Die strijd om koppen of studentenaantallen wordt hard gestreden, vooral aan de hogescholen. Het mechanisme van de overheidsfinanciering, in het bijzonder het systeem van de onderwijsbelastingeenheden (OBE’s) of puntengewichten, is hieraan medeplichtig.
De studenten die voor een STEM-georiënteerde professionele bacheloropleiding kiezen, worden in verhouding tot hun collega’s die voor een humane bacheloropleiding kiezen per kop minder gefinancierd. Voor het studiegebied industriële wetenschappen en technologie is een puntengewicht 1,2 van toepassing. De informaticaopleidingen moeten het zelfs stellen met een puntengewicht 1. De opleidingen in de bedrijfswetenschappen zitten ook zeer laag. Ik vermeld ze hier bewust nog eens apart. De bacheloropleidingen in het studiegebied sociaal-agogisch werk, gezondheidszorg en onderwijs worden met de respectievelijke puntengewichten 1,4, 1,6 en 1,6 daarentegen ruimer bedeeld. Het aantrekken van veel studenten voor STEM-opleidingen benadeelt de hogescholen dus financieel. We hebben meer STEM-studenten nodig, maar als die studenten minder in de sociale wetenschappen en meer in de STEM-richtingen zitten, snijdt de hogeschool in haar eigen vel. Dat is een heel raar systeem.
De STEM-opleidingen blijken in de praktijk echter meer te kosten dan wat de overheid ter beschikking stelt. Dat staat haaks op de betrachtingen van het STEM-actieplan 2012-2020. Op bladzijde 36 van dat actieplan staat een interessante zin: “In het kader van voorliggend actieplan zullen afspraken gemaakt worden tussen alle betrokken beleidsdomeinen om de middelen vanuit een gezamenlijke visie in te zetten, over de wijze waarop de middelen ingezet worden en wie welke acties financiert.”
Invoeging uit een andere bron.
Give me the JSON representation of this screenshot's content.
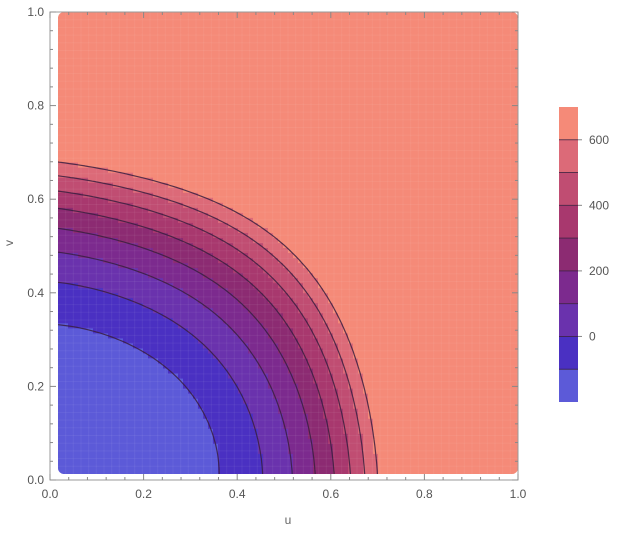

Minister, vindt u niet dat het aan de vooravond van de inkanteling van de graduaatopleidingen aan de hogescholen op 1 september 2019 dringend tijd wordt dat de STEM-georiënteerde richtingen beter worden gefinancierd? De STEM-georiënteerde graduaten kunnen rekenen op een puntengewicht van 1,15 voor handelswetenschappen en bedrijfskunde en van 1,5 voor industriële wetenschappen en technologie. Binnen een en dezelfde hogeschool zal, door die inkanteling, een STEM-student dus meer of minder opbrengen naargelang hij voor een bachelor- of graduaatopleiding kiest. Indien hij voor een masteropleiding zou kiezen, zou hij de universiteit zelfs een puntengewicht van 2 voor de positieve wetenschappen of 3 voor de biomedische wetenschappen opleveren. Dat is een vreemde visie.
Ik wil het niet onder stoelen of banken steken. Er is een evaluatie van de financiering van het hoger onderwijs gebeurd. Dat is een zeer interessant document. Ik kan iedereen die in de nieuwe commissie Onderwijs zal starten, aanraden om die evaluatie te lezen want het is vooral een beschrijving van hoe het systeem in elkaar zit. Het vraagt enige aandacht om alle afkortingen te begrijpen, laat staan de ratio die erachter zit. We moeten niet flauw doen: die OBE’s en de getallen die eraan zijn verbonden, zijn in het verleden niet ingevoerd als een afspiegeling van de reële onderwijsbelasting, maar om de toenmalige verhoudingen tussen de verschillende gezindten in het hoger onderwijs gelijk te stellen.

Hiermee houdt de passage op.